A symposium on Sunday, June 27, will help Scientific Sessions participants quantify the toll the COVID-19 pandemic has taken on diabetes patients and their families. The two-hour session, When COVID-19 Clashes with Diabetes—Data and Experiences Regarding the Impact on People with Diabetes, will begin at 4:30 p.m. ET.
Catlin Dennis, MPH, Novel Interventions in Children’s Healthcare (NICH) Manager, Women’s & Children’s Services, Doernbecher Children’s Hospital, will share data collected during the pandemic through the NICH program highlighting the impact of COVID-19 on medically and socially vulnerable youth. The NICH program serves youth with diabetes (type 1 diabetes, type 2 diabetes, maturity onset diabetes of the young [MODY], and cystic fibrosis-related diabetes [CFRD]) and their families who experience significant social vulnerabilities that impede successful diabetes management.
The pandemic affected youth in the NICH program differentially given their prepandemic challenges, which illustrates the need for health equity to be a lens that informs all aspects of diabetes care, Dennis said.

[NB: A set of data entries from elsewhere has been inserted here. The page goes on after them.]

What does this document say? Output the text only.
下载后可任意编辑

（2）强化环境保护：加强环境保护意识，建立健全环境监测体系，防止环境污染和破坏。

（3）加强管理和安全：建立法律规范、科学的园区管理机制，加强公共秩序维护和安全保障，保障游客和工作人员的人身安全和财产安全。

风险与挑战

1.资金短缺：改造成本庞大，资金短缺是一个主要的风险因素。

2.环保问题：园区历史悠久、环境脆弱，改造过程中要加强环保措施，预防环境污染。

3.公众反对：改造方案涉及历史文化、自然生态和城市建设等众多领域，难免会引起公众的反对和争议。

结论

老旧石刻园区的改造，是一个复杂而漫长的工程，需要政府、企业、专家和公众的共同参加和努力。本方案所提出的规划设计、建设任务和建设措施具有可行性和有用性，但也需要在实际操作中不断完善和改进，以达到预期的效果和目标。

She will discuss the need for health care providers and administrators to seek innovative ways to help diabetes patients who are struggling with everyday life challenges that profoundly impact diabetes outcomes.
“While we are beyond eager to return to ‘normal’ and are well aware of the devastation that continues to occur because of COVID, we hope to take these ‘silver linings,’ learn from them, and continue to implement things that we found particularly helpful that resulted out of necessity because of the pandemic,” Dennis said.
Gretchen Piatt, PhD, MPH, will discuss how African Americans in the metropolitan Detroit area managed their diabetes during the COVID-19 pandemic as the area became a hotspot of COVID cases. Dr. Piatt will share results from a study she recently completed with colleagues that examined some of the real-world ramifications that COVID-19 had on this vulnerable population.
“So many of our study participants lost friends and family members to COVID over these past 15 months,” Dr. Piatt said. “On top of their grief, it became common knowledge through both scientific journals and the media that people with diabetes, particularly African Americans, are at increased risk of serious COVID complications and even death. Managing diabetes is really tough to begin with, let alone in a pandemic where fear and anxiety are at all-time highs.”
Christine H. Wang, PhD, will discuss the psychosocial experiences of parents of young children with type 1 diabetes during the pandemic. Dr. Wang and colleagues conducted one of the few studies that prospectively examined both negative and positive changes in general and diabetes-specific psychosocial experiences among this parental group.
“COVID-19 is associated with heightened stress in parents,” said Dr. Wang, Postdoctoral Psychology Fellow, Children’s National Hospital, and owner/founder of District Psychology Center, LLC, a psychotherapy practice. “Parents initially reported increased positive diabetes-specific experiences at the beginning of COVID, three to four months in. But about six months following that, parents report decreased positive diabetes-specific experiences.”
Sarah Westen, PhD, will provide an overview of how the COVID-19 pandemic has impacted the mental health of people living with diabetes. Dr. Westen, Director of Diabetes Behavioral Medicine and Psychology, and Clinical Assistant Professor, University of Florida, will review a study conducted at the university involving adults with type 1 or type 2 diabetes that examined psychological symptoms associated with the pandemic that could affect both short-term and long-term health outcomes. The study began in the fall of 2020, with follow-up questionnaires at three months and six months to gauge how psychological symptoms changed during the course of the pandemic.
The ADA Standards of Care in Diabetes recommends screening diabetes patients for depression, distress, and anxiety, said Dr. Westen, noting that screening is even more critical during times of external stress. Understanding how stressors impact individual diabetes patients can help promote optimal health outcomes.
Screening can even lead to some positive surprises. While the stress of the pandemic led to decreased adherence in diabetes management for many, it also helped some make improvements to diet and exercise regimens, Dr. Westen noted.
“Providers and scientists need to keep in mind that every patient and family situation is different, and how the development of resilience varies,” she added. “Keeping this in mind and not making assumptions about people’s well-being is important. It really comes down to screening implementation, talking to the person, and thinking about how we can intervene on an individual level to help.”